Foundations of Multimodal Embodied Agents for Human-Agent Collaboration
- Dr. Xin (Eric) Wang, UC Santa Cruz
- Time: 2023-09-19 10:00
- Host: Dr. Hao Dong
- Venue: Room 204, Courtyard No.5, Jingyuan
Abstract
A long-term goal of AI research is to build intelligent agents that can effectively communicate with humans, perceive their multimodal environment, and execute a diverse range of real-world tasks, from everyday household chores to complex, mission-critical tasks such as battlefield reconnaissance. These embodied agents are envisioned to operate both autonomously and collaboratively via human interaction.
This talk focuses on addressing fundamental challenges in human-agent interaction and collaboration.
First, we introduce our recent efforts towards building generalizable embodied agents that can better adapt to novel tasks and environments through non-spurious decision making. Then, we underscore the significance of streamlined human-agent communication in fostering efficient collaboration, with our proposed new benchmarks.

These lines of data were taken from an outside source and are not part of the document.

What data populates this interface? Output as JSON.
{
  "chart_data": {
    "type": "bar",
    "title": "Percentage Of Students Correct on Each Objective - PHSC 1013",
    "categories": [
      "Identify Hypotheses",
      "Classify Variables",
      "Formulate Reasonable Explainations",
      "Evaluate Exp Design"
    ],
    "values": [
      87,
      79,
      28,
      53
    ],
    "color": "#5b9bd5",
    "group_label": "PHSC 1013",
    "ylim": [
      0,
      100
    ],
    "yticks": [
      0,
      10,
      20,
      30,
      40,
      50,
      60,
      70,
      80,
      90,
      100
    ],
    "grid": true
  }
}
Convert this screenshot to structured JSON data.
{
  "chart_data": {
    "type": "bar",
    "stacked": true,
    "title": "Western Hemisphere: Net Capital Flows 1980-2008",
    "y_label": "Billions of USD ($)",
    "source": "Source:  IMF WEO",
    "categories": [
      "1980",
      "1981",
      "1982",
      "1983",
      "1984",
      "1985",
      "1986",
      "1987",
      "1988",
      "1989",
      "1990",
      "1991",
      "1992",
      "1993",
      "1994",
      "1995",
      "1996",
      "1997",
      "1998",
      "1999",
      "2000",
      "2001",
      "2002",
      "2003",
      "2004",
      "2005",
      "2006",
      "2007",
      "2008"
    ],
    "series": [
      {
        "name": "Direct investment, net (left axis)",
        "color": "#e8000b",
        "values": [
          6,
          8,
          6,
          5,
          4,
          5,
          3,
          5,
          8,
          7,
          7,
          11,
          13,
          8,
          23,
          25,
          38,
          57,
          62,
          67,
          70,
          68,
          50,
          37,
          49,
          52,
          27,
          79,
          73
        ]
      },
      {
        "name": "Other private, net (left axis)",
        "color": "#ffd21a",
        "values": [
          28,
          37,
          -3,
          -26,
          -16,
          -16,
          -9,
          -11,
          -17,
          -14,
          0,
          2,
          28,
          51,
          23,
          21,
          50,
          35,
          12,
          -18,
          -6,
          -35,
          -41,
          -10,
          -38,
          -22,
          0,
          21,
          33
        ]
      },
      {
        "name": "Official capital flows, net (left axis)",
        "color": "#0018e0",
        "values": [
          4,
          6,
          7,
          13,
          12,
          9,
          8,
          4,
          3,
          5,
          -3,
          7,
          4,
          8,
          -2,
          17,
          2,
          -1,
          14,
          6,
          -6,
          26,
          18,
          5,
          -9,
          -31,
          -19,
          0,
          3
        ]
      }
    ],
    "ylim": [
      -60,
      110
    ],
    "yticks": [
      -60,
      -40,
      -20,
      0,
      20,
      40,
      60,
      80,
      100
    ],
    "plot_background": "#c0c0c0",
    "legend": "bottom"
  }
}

Lastly, we address the "last mile problem" of embodied agents and present VLMbench, a new compositional benchmark for vision-and-language robotic manipulation.
This talk concludes with a discussion of future research plans.
Biography
Xin (Eric) Wang is an Assistant Professor of Computer Science and Engineering at UC Santa Cruz. His research interests include Natural Language Processing, Computer Vision, and Machine Learning, with a focus on Multimodal and Embodied AI. Before joining UCSC, he obtained his Ph.D. degree from UC Santa Barbara in 2020 and Bachelor's degree from Zhejiang University in 2015. He worked at Google Research, Facebook AI Research, Microsoft Research, and Adobe Research.
Xin has served as Area Chair for conferences such as ACL, NAACL, EMNLP, ICLR, and NeurIPS, as well as Senior Program Committee for AAAI and IJCAI. He has organized numerous workshops and tutorials at conferences such as ACL, NAACL, CVPR, and ICCV. He has received several awards and recognitions for his work, including a CVPR Best Student Paper Award (2019), a Google Research Faculty Award (2022), and three Amazon Alexa Prize Awards (2022-2023).